DLTIce is accessed through either storage management software or DLTSage xTalk. When accessed, DLTIce places an electronic key on each tape to ensure WORM integrity. This unique identifier can’t be altered, providing a tamper-proof Original Record Tape version that meets stringent compliance requirements:

    -    A non-rewriteable, non-erasable format – The DLTIce electronic key ensures that data already written on a tape cannot be rewritten, reformatted or erased. DLTIce does allow new data to be appended.

    -    An automatic verification of quality and accuracy of the storage media recording process – The SDLT 600 tape drive provides unmatched verification of the quality and accuracy of the physical data recording through its advanced ECC algorithms. DLTIce provides archive tape verification and tamper verification with time and date signature.

    -    A serialization of original and necessary duplicate units of storage media – This requirement is met through the time and date signature capability of any compliant storage management software. As data is written during each recording session, the storage management software issues a time and data stamp making it easier to locate and authenticate specific records.

    -    A capacity to download indexes and records to other acceptable media – Data stored on any Super DLTtape II media cartridge can be downloaded to virtually any storage media through any compliant storage management software.

Additional Customer Benefits Because of its unique implementation DLTIce requires no additional equipment. DLTIce uses a standard Super DLTtape II media cartridge and SDLT 600 tape drive. Unlike other WORM tape solutions, no special media or special drives are required. This simplicity meets customer requirements for:

1. A solution that’s easily implemented in their existing technology infrastructure.

2. A solution that has a low total cost of ownership (TCO).

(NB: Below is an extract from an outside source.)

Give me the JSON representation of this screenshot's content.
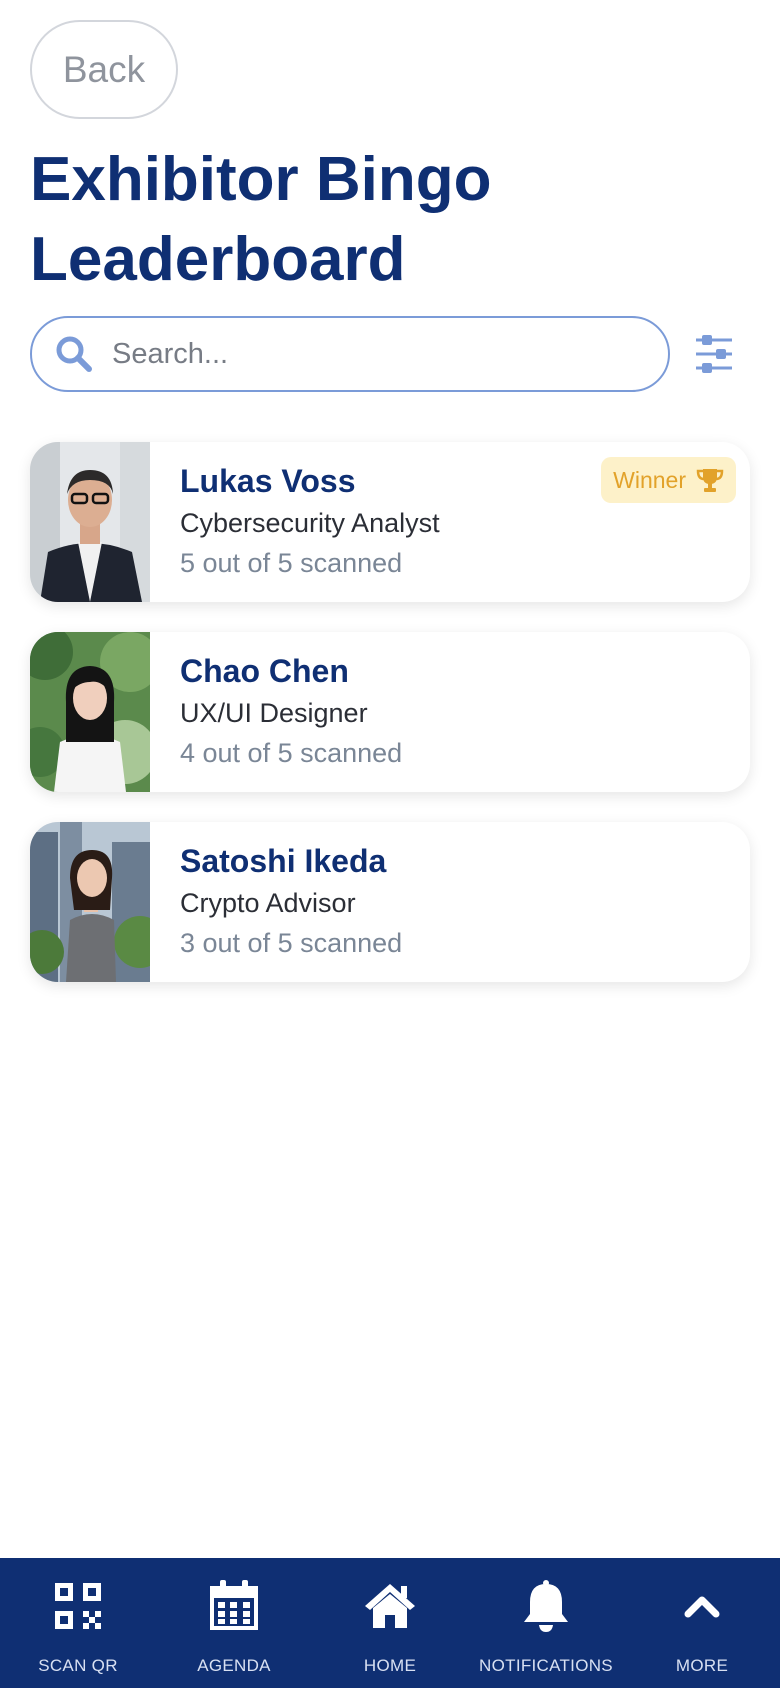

DLTIce is supported by all the major storage management software ISVs, giving customers a variety of choices for building a compliant storage solution.

DLTIce AND SDLT 600    

DLTIce represents a new paradigm in the way customers can view tape storage solutions to protect their electronic documents and meet regulatory requirements. With the introduction of DLTIce on SDLT 600 tape drives and Super DLTtape II media, customers are provided the foundation for complaint electronic storage that is easy to implement into existing storage environments without incurring any additional costs.